A typical recording montage for an attended, clinical PSG performed in a sleep center is shown in Table 1 .
|Channel No.||Category||Derivation or Device|
|1||Left frontal lobe EEG||F3–M2|
|2||Right frontal lobe EEG||F4–M1|
|3||Left central lobe EEG||C3–M2|
|4||Right central lobe EEG||C4–M1|
|5||Left occipital lobe EEG||O1–M2|
|6||Right occipital lobe EEG||O2–M1|
|9||Submental EMG||EMG leads on the chin/jaw|
|10||Left leg EMG||EMG leads on the left anterior tibialis|
|11||Right leg EMG||EMG leads on the right anterior tibialis|
|12||ECG||Lead II ECG|
|13||Oral/nasal airflow||Oral/nasal thermocouple|
|14||Nasal pressure||Nasal pressure transducer|
|15||Thoracic effort||Inductance plethysmography belt|
|16||Abdominal effort||Inductance plethysmography belt|
|17||Oxygen saturation||Pulse oximetry probe|
|18||Heart rate (bpm)||Pulse oximetry probe|
A clinical PSG that combines a diagnostic study with a titration study in a single night is often called a split-night study. This type of study is performed when the first 2 or 3 hours of the PSG yields an elevated apnea hypopnea index (AHI) sufficient to begin therapy. The remainder of the sleep time is then used to titrate therapy in the form of PAP or oral appliance device. A recent clinical study has confirmed that the AHI obtained in the first few hours of sleep in patients suspected of having an SRBD is an accurate representation of the AHI from a full night PSG. Many sleep centers follow the current Centers for Medicare & Medicaid Services (CMS) guideline of an estimated AHI greater than or equal to 15 or a minimum of 30 scored apnea hypopnea events within 2 hours to initiate a split-night study. For most patients, PAP titration is performed unless prior fitting for an oral appliance device has been done. Split-night studies provide convenience for patients and may reduce the overall cost of care for treatment of SRBDs.

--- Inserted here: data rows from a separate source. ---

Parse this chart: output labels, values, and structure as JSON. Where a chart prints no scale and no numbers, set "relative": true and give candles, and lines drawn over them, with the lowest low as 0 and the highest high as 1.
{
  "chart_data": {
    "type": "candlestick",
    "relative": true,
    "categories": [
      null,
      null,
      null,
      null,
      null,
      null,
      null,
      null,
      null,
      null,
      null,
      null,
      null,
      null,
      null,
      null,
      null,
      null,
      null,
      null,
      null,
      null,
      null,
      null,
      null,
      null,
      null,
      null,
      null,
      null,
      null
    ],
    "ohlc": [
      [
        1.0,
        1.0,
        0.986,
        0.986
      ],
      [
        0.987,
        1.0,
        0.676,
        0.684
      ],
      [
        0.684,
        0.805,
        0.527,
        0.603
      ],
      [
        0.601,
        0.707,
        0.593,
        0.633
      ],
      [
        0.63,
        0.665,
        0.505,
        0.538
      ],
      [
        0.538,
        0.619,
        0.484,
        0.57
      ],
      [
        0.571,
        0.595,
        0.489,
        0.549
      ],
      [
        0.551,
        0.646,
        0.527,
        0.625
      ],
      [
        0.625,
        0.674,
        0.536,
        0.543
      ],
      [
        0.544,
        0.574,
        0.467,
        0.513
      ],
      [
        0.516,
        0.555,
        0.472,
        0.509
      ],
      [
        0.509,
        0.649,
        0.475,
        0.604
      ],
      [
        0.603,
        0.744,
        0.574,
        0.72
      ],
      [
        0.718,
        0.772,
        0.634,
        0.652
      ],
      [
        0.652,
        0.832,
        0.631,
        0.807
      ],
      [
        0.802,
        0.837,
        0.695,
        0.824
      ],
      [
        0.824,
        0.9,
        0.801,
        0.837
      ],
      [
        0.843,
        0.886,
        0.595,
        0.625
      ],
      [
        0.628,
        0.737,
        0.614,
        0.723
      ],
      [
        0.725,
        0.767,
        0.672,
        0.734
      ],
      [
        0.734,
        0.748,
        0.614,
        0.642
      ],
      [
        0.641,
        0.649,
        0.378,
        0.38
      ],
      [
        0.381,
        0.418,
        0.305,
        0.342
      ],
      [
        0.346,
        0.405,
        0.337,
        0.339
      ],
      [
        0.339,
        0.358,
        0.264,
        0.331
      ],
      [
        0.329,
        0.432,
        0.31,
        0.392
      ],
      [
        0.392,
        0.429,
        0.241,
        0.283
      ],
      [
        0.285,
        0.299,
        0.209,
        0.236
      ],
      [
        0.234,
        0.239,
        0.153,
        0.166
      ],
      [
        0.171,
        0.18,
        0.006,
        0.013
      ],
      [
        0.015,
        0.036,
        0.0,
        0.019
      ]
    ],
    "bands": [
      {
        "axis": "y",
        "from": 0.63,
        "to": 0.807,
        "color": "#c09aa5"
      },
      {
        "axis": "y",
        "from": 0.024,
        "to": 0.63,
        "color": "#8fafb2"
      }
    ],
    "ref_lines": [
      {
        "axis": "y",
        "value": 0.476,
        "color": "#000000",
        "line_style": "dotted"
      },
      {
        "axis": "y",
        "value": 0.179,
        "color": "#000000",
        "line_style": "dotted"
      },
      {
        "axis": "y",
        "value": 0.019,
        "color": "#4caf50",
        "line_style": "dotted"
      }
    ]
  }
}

An out-of-center PSG is an unattended study performed to confirm the diagnosis of SRBDs in medically stable patients with a high pretest probability of moderate to severe SRBDs. Some unattended PSG recording systems are able to obtain data similar to an attended, in-center PSG. But many out-of-center studies, for simplicity, limit data collection to respiratory-related signals, including nasal pressure, respiratory effort, pulse rate, and oxygen saturation.
Patients undergoing out-of-center PSG are given advance instruction on the self-application of the study sensors and are also responsible for starting and stopping the study on the recording device. The recording device is then returned to the sleep center for data analysis and interpretation.
The PSG Report
An initial method for assessing the sleep cycle on a single night study is through review of the sleep hypnogram. This provides a graphic representation of the sleep stages and sleep cycles as well as a general overview of the scored sleep-related events. These may include SRBD events, arousals, and limb movements. This overview assists clinicians in obtaining an overall assessment of the PSG. Fig. 2 shows a sample PSG report, including a sleep hypnogram.